Google Buys Motorola
The big news of the week was that Google paid $12.5 billion dollars to acquire Motorola. The purpose of this acquisition for Google was to substantially increase its patent portfolio to make it more competitive (and perhaps the top dog) in the mobile phone market. Because Google paid a 63% premium for Motorola, Motorola shareholders were rewarded with a 63% share-price increase in one day.
An Arms Race for Patents
A very important factor for success in the mobile phone market is access to patents. Google took a big step forward by acquiring Motorola, but there are still many companies with desirable patents out there. Two of Google's main competitors in the mobile phone market include Microsoft and Apple. Both of these companies have huge cash positions; Microsoft has over $51 billion of cash and Apple has over $20 billion of cash. The word on the street is that Microsoft, Apple, and potentially Samsung are looking to acquire more patents to stay competitive with Google.
The company with the most desirable patent portfolio according to many sources is today's recommendation InterDigital (IDCC). With a market capitalization under $3 billion dollars and a patent portfolio that could potentially be worth $20 billion dollars, Interdigital has a TREMENDOUS potential return. I'm talking about over 500%.

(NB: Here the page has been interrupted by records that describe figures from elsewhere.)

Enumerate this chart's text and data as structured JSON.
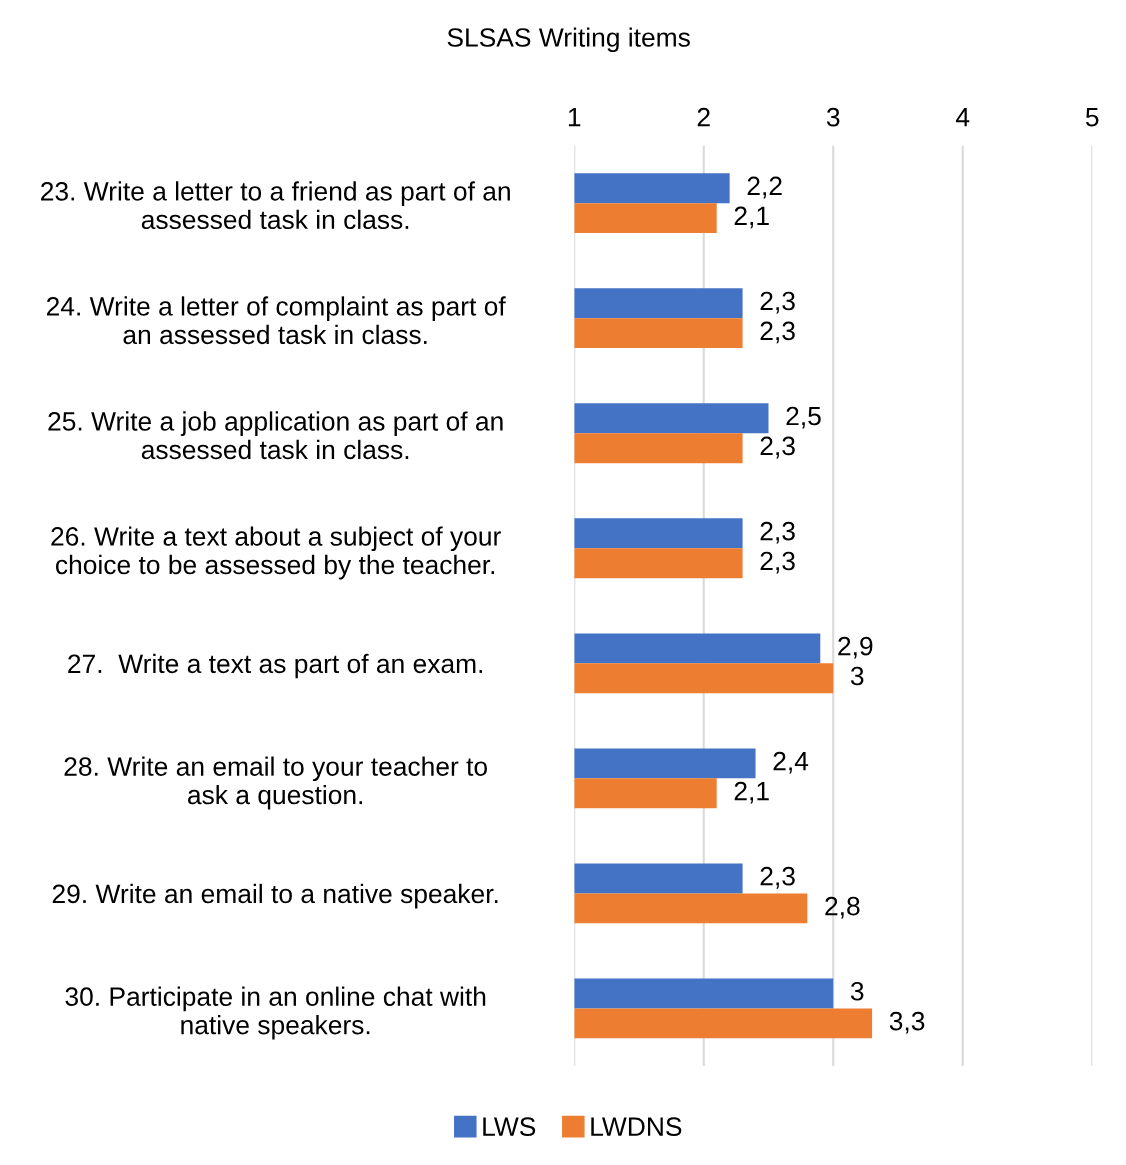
{
  "chart_data": {
    "type": "bar",
    "orientation": "horizontal",
    "title": "SLSAS Writing items",
    "categories": [
      "23. Write a letter to a friend as part of an\nassessed task in class.",
      "24. Write a letter of complaint as part of\nan assessed task in class.",
      "25. Write a job application as part of an\nassessed task in class.",
      "26. Write a text about a subject of your\nchoice to be assessed by the teacher.",
      "27.  Write a text as part of an exam.",
      "28. Write an email to your teacher to\nask a question.",
      "29. Write an email to a native speaker.",
      "30. Participate in an online chat with\nnative speakers."
    ],
    "series": [
      {
        "name": "LWS",
        "color": "#4472c4",
        "values": [
          2.2,
          2.3,
          2.5,
          2.3,
          2.9,
          2.4,
          2.3,
          3
        ],
        "value_labels": [
          "2,2",
          "2,3",
          "2,5",
          "2,3",
          "2,9",
          "2,4",
          "2,3",
          "3"
        ]
      },
      {
        "name": "LWDNS",
        "color": "#ed7d31",
        "values": [
          2.1,
          2.3,
          2.3,
          2.3,
          3,
          2.1,
          2.8,
          3.3
        ],
        "value_labels": [
          "2,1",
          "2,3",
          "2,3",
          "2,3",
          "3",
          "2,1",
          "2,8",
          "3,3"
        ]
      }
    ],
    "xlim": [
      1,
      5
    ],
    "xticks": [
      1,
      2,
      3,
      4,
      5
    ],
    "grid": "x",
    "legend": "bottom"
  }
}
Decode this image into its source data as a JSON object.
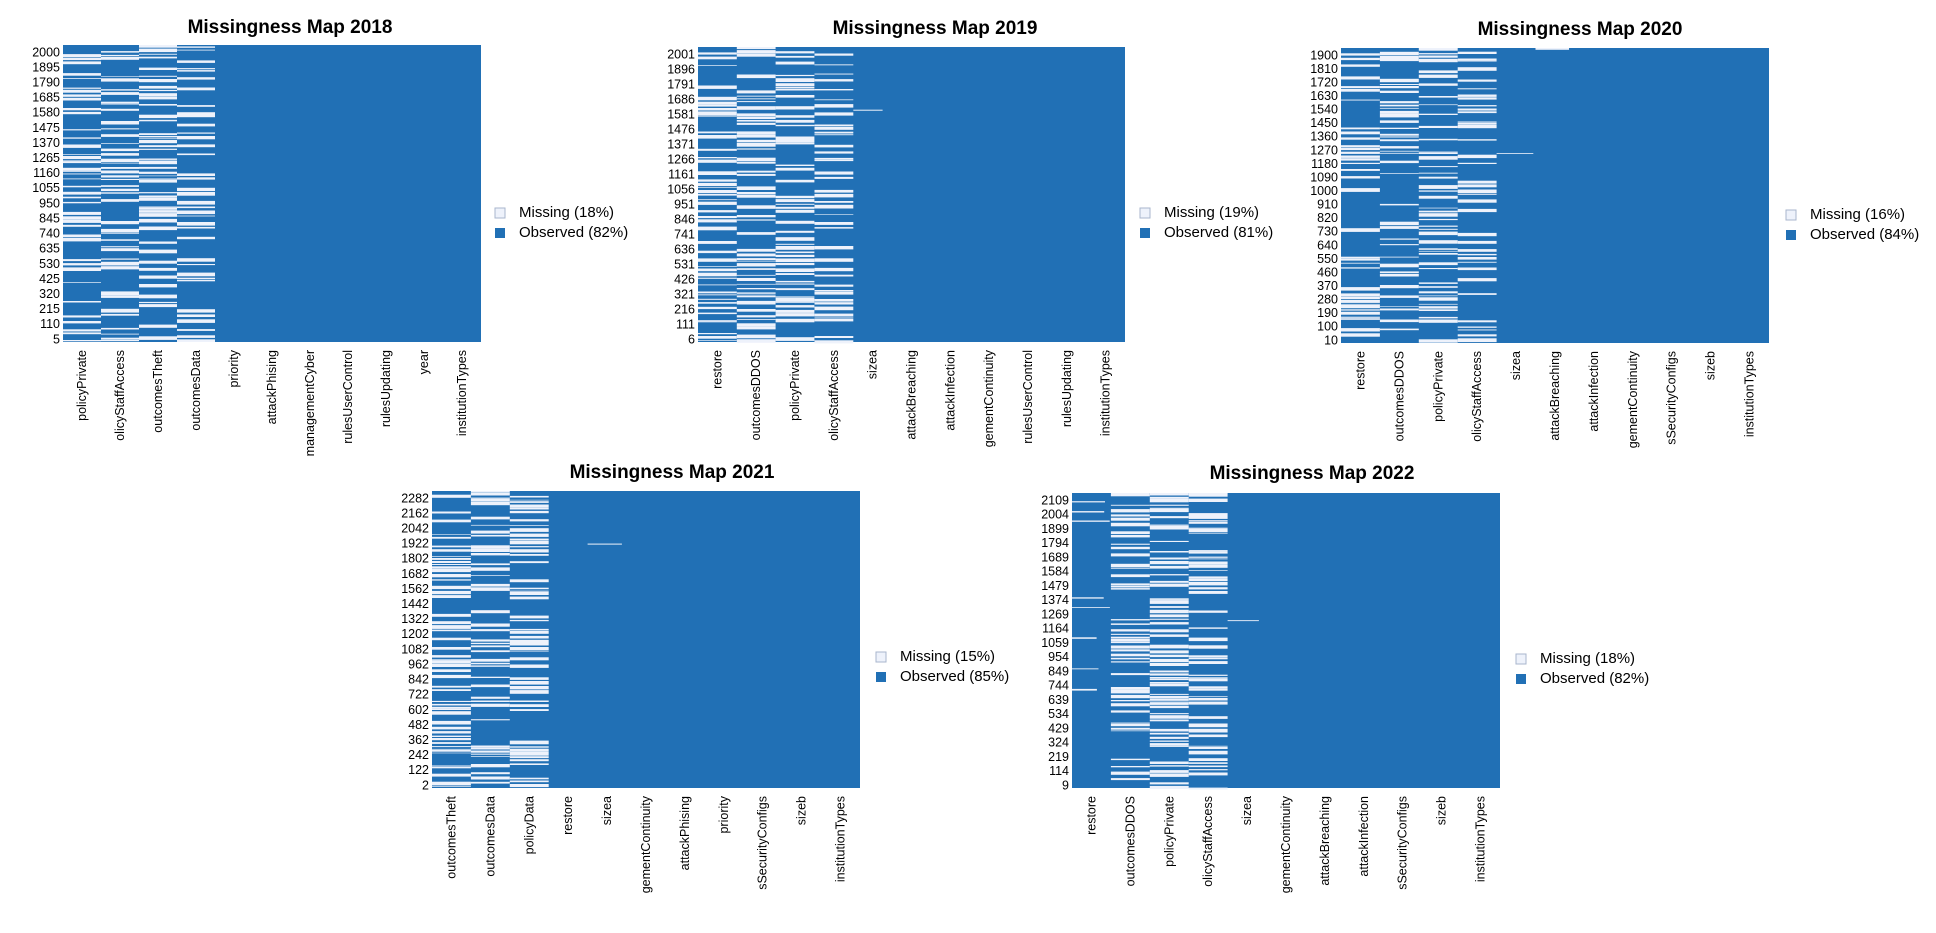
{
  "colors": {
    "missing": "#eef2fb",
    "observed": "#2170b5",
    "missing_border": "#a8b6cc"
  },
  "chart_data": [
    {
      "type": "heatmap",
      "title": "Missingness Map",
      "year": "2018",
      "legend": {
        "placement": "right",
        "missing": "Missing (18%)",
        "observed": "Observed (82%)"
      },
      "ytick_labels": [
        "2000",
        "1895",
        "1790",
        "1685",
        "1580",
        "1475",
        "1370",
        "1265",
        "1160",
        "1055",
        "950",
        "845",
        "740",
        "635",
        "530",
        "425",
        "320",
        "215",
        "110",
        "5"
      ],
      "columns": [
        {
          "name": "policyPrivate",
          "missing_pct": 40
        },
        {
          "name": "policyStaffAccess",
          "missing_pct": 45
        },
        {
          "name": "outcomesTheft",
          "missing_pct": 45
        },
        {
          "name": "outcomesData",
          "missing_pct": 35
        },
        {
          "name": "priority",
          "missing_pct": 2
        },
        {
          "name": "attackPhising",
          "missing_pct": 2
        },
        {
          "name": "managementCyber",
          "missing_pct": 1
        },
        {
          "name": "rulesUserControl",
          "missing_pct": 0
        },
        {
          "name": "rulesUpdating",
          "missing_pct": 0
        },
        {
          "name": "year",
          "missing_pct": 0
        },
        {
          "name": "institutionTypes",
          "missing_pct": 0
        }
      ]
    },
    {
      "type": "heatmap",
      "title": "Missingness Map",
      "year": "2019",
      "legend": {
        "placement": "right",
        "missing": "Missing (19%)",
        "observed": "Observed (81%)"
      },
      "ytick_labels": [
        "2001",
        "1896",
        "1791",
        "1686",
        "1581",
        "1476",
        "1371",
        "1266",
        "1161",
        "1056",
        "951",
        "846",
        "741",
        "636",
        "531",
        "426",
        "321",
        "216",
        "111",
        "6"
      ],
      "columns": [
        {
          "name": "restore",
          "missing_pct": 48
        },
        {
          "name": "outcomesDDOS",
          "missing_pct": 42
        },
        {
          "name": "policyPrivate",
          "missing_pct": 45
        },
        {
          "name": "policyStaffAccess",
          "missing_pct": 38
        },
        {
          "name": "sizea",
          "missing_pct": 4
        },
        {
          "name": "attackBreaching",
          "missing_pct": 2
        },
        {
          "name": "attackInfection",
          "missing_pct": 1
        },
        {
          "name": "managementContinuity",
          "missing_pct": 1
        },
        {
          "name": "rulesUserControl",
          "missing_pct": 1
        },
        {
          "name": "rulesUpdating",
          "missing_pct": 0
        },
        {
          "name": "institutionTypes",
          "missing_pct": 0
        }
      ]
    },
    {
      "type": "heatmap",
      "title": "Missingness Map",
      "year": "2020",
      "legend": {
        "placement": "right",
        "missing": "Missing (16%)",
        "observed": "Observed (84%)"
      },
      "ytick_labels": [
        "1900",
        "1810",
        "1720",
        "1630",
        "1540",
        "1450",
        "1360",
        "1270",
        "1180",
        "1090",
        "1000",
        "910",
        "820",
        "730",
        "640",
        "550",
        "460",
        "370",
        "280",
        "190",
        "100",
        "10"
      ],
      "columns": [
        {
          "name": "restore",
          "missing_pct": 38
        },
        {
          "name": "outcomesDDOS",
          "missing_pct": 40
        },
        {
          "name": "policyPrivate",
          "missing_pct": 42
        },
        {
          "name": "policyStaffAccess",
          "missing_pct": 36
        },
        {
          "name": "sizea",
          "missing_pct": 8
        },
        {
          "name": "attackBreaching",
          "missing_pct": 2
        },
        {
          "name": "attackInfection",
          "missing_pct": 1
        },
        {
          "name": "managementContinuity",
          "missing_pct": 1
        },
        {
          "name": "rulesSecurityConfigs",
          "missing_pct": 1
        },
        {
          "name": "sizeb",
          "missing_pct": 1
        },
        {
          "name": "institutionTypes",
          "missing_pct": 0
        }
      ]
    },
    {
      "type": "heatmap",
      "title": "Missingness Map",
      "year": "2021",
      "legend": {
        "placement": "right",
        "missing": "Missing (15%)",
        "observed": "Observed (85%)"
      },
      "ytick_labels": [
        "2282",
        "2162",
        "2042",
        "1922",
        "1802",
        "1682",
        "1562",
        "1442",
        "1322",
        "1202",
        "1082",
        "962",
        "842",
        "722",
        "602",
        "482",
        "362",
        "242",
        "122",
        "2"
      ],
      "columns": [
        {
          "name": "outcomesTheft",
          "missing_pct": 40
        },
        {
          "name": "outcomesData",
          "missing_pct": 40
        },
        {
          "name": "policyData",
          "missing_pct": 50
        },
        {
          "name": "restore",
          "missing_pct": 4
        },
        {
          "name": "sizea",
          "missing_pct": 3
        },
        {
          "name": "managementContinuity",
          "missing_pct": 2
        },
        {
          "name": "attackPhising",
          "missing_pct": 2
        },
        {
          "name": "priority",
          "missing_pct": 1
        },
        {
          "name": "rulesSecurityConfigs",
          "missing_pct": 0
        },
        {
          "name": "sizeb",
          "missing_pct": 1
        },
        {
          "name": "institutionTypes",
          "missing_pct": 0
        }
      ]
    },
    {
      "type": "heatmap",
      "title": "Missingness Map",
      "year": "2022",
      "legend": {
        "placement": "right",
        "missing": "Missing (18%)",
        "observed": "Observed (82%)"
      },
      "ytick_labels": [
        "2109",
        "2004",
        "1899",
        "1794",
        "1689",
        "1584",
        "1479",
        "1374",
        "1269",
        "1164",
        "1059",
        "954",
        "849",
        "744",
        "639",
        "534",
        "429",
        "324",
        "219",
        "114",
        "9"
      ],
      "columns": [
        {
          "name": "restore",
          "missing_pct": 30
        },
        {
          "name": "outcomesDDOS",
          "missing_pct": 45
        },
        {
          "name": "policyPrivate",
          "missing_pct": 48
        },
        {
          "name": "policyStaffAccess",
          "missing_pct": 40
        },
        {
          "name": "sizea",
          "missing_pct": 5
        },
        {
          "name": "managementContinuity",
          "missing_pct": 3
        },
        {
          "name": "attackBreaching",
          "missing_pct": 2
        },
        {
          "name": "attackInfection",
          "missing_pct": 1
        },
        {
          "name": "rulesSecurityConfigs",
          "missing_pct": 2
        },
        {
          "name": "sizeb",
          "missing_pct": 1
        },
        {
          "name": "institutionTypes",
          "missing_pct": 0
        }
      ]
    }
  ]
}
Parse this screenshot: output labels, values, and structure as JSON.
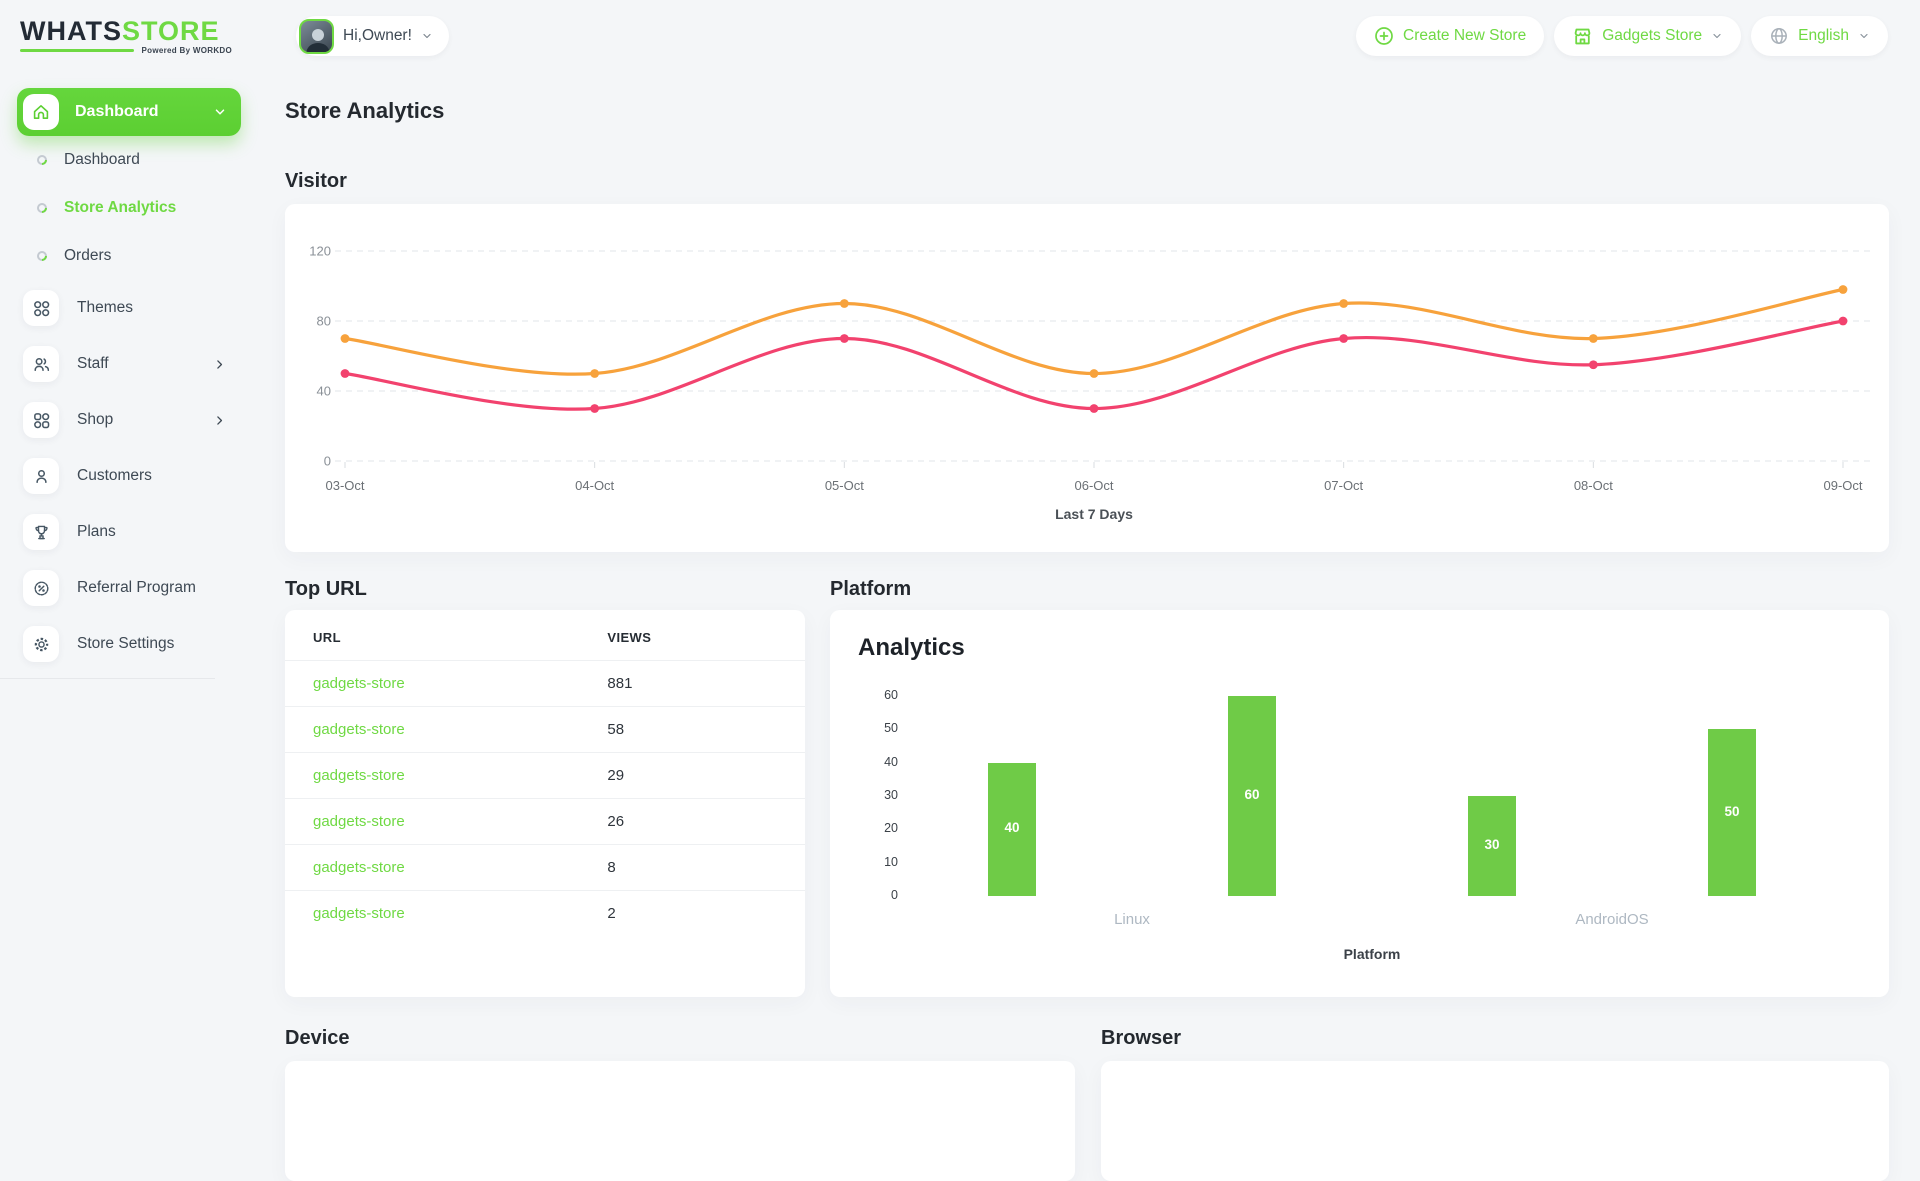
{
  "brand": {
    "name_primary": "WHATS",
    "name_secondary": "STORE",
    "powered_by": "Powered By WORKDO",
    "accent_color": "#6fd943",
    "dark_color": "#232b35"
  },
  "header": {
    "greeting": "Hi,Owner!",
    "create_store_label": "Create New Store",
    "store_selector_label": "Gadgets Store",
    "language_label": "English"
  },
  "sidebar": {
    "group_label": "Dashboard",
    "sub_items": [
      {
        "label": "Dashboard",
        "active": false
      },
      {
        "label": "Store Analytics",
        "active": true
      },
      {
        "label": "Orders",
        "active": false
      }
    ],
    "items": [
      {
        "label": "Themes",
        "icon": "grid-icon",
        "has_submenu": false
      },
      {
        "label": "Staff",
        "icon": "users-icon",
        "has_submenu": true
      },
      {
        "label": "Shop",
        "icon": "grid-icon",
        "has_submenu": true
      },
      {
        "label": "Customers",
        "icon": "user-icon",
        "has_submenu": false
      },
      {
        "label": "Plans",
        "icon": "trophy-icon",
        "has_submenu": false
      },
      {
        "label": "Referral Program",
        "icon": "discount-badge-icon",
        "has_submenu": false
      },
      {
        "label": "Store Settings",
        "icon": "gear-icon",
        "has_submenu": false
      }
    ]
  },
  "page": {
    "title": "Store Analytics"
  },
  "sections": {
    "visitor": "Visitor",
    "top_url": "Top URL",
    "platform": "Platform",
    "device": "Device",
    "browser": "Browser"
  },
  "top_url_table": {
    "headers": [
      "URL",
      "VIEWS"
    ],
    "rows": [
      {
        "url": "gadgets-store",
        "views": "881"
      },
      {
        "url": "gadgets-store",
        "views": "58"
      },
      {
        "url": "gadgets-store",
        "views": "29"
      },
      {
        "url": "gadgets-store",
        "views": "26"
      },
      {
        "url": "gadgets-store",
        "views": "8"
      },
      {
        "url": "gadgets-store",
        "views": "2"
      }
    ]
  },
  "chart_data": [
    {
      "type": "line",
      "title": "Visitor",
      "x": [
        "03-Oct",
        "04-Oct",
        "05-Oct",
        "06-Oct",
        "07-Oct",
        "08-Oct",
        "09-Oct"
      ],
      "series": [
        {
          "name": "visitors-series-1",
          "color": "#f7a23c",
          "values": [
            70,
            50,
            90,
            50,
            90,
            70,
            98
          ]
        },
        {
          "name": "visitors-series-2",
          "color": "#f2426e",
          "values": [
            50,
            30,
            70,
            30,
            70,
            55,
            80
          ]
        }
      ],
      "xlabel": "Last 7 Days",
      "ylim": [
        0,
        120
      ],
      "yticks": [
        0,
        40,
        80,
        120
      ],
      "grid": "dashed-horizontal",
      "legend": "none",
      "smooth": true,
      "markers": true
    },
    {
      "type": "bar",
      "title": "Analytics",
      "categories": [
        "Linux",
        "AndroidOS"
      ],
      "series_values": [
        [
          40,
          60
        ],
        [
          30,
          50
        ]
      ],
      "bar_color": "#6fcb47",
      "data_labels": [
        40,
        60,
        30,
        50
      ],
      "xlabel": "Platform",
      "ylim": [
        0,
        60
      ],
      "yticks": [
        0,
        10,
        20,
        30,
        40,
        50,
        60
      ],
      "grid": "off",
      "legend": "none"
    }
  ]
}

For a more detail analysis of IDCC's patent portfolio value check out Seeking Alpha's write-up.
Downside Limited
Although we never know exactly how the market will behave, Interdigital shares do not appear to be super overvalued. In other words, IDCC is a pretty good company in its own right with the added bonus of potentially being bought out by Apple, Microsoft, or Samsung. IDCC has been successful with its patent portfolio business by increasing both revenues and cash flow consistently year in and year out. In addition, all the profit margins are extremely high, which is to be expected from a company that simply collects royalties for its patents. Whether or not IDCC gets bought out, it will continue to receive royalties for an expanding mobile phone technology market.
This is the type of company that you have to be patient with. Because there is so much speculation as to whether or not it will get bought out, the share price will no doubt be volatile. However, the bottom line is that IDCC's patent portfolio is worth A LOT of money. I believe that the huge upside and seemingly small downside to IDCC make it an attractive risk vs. reward investment. Remember to invest responsibly and never allocate too much of your portfolio to any one stock!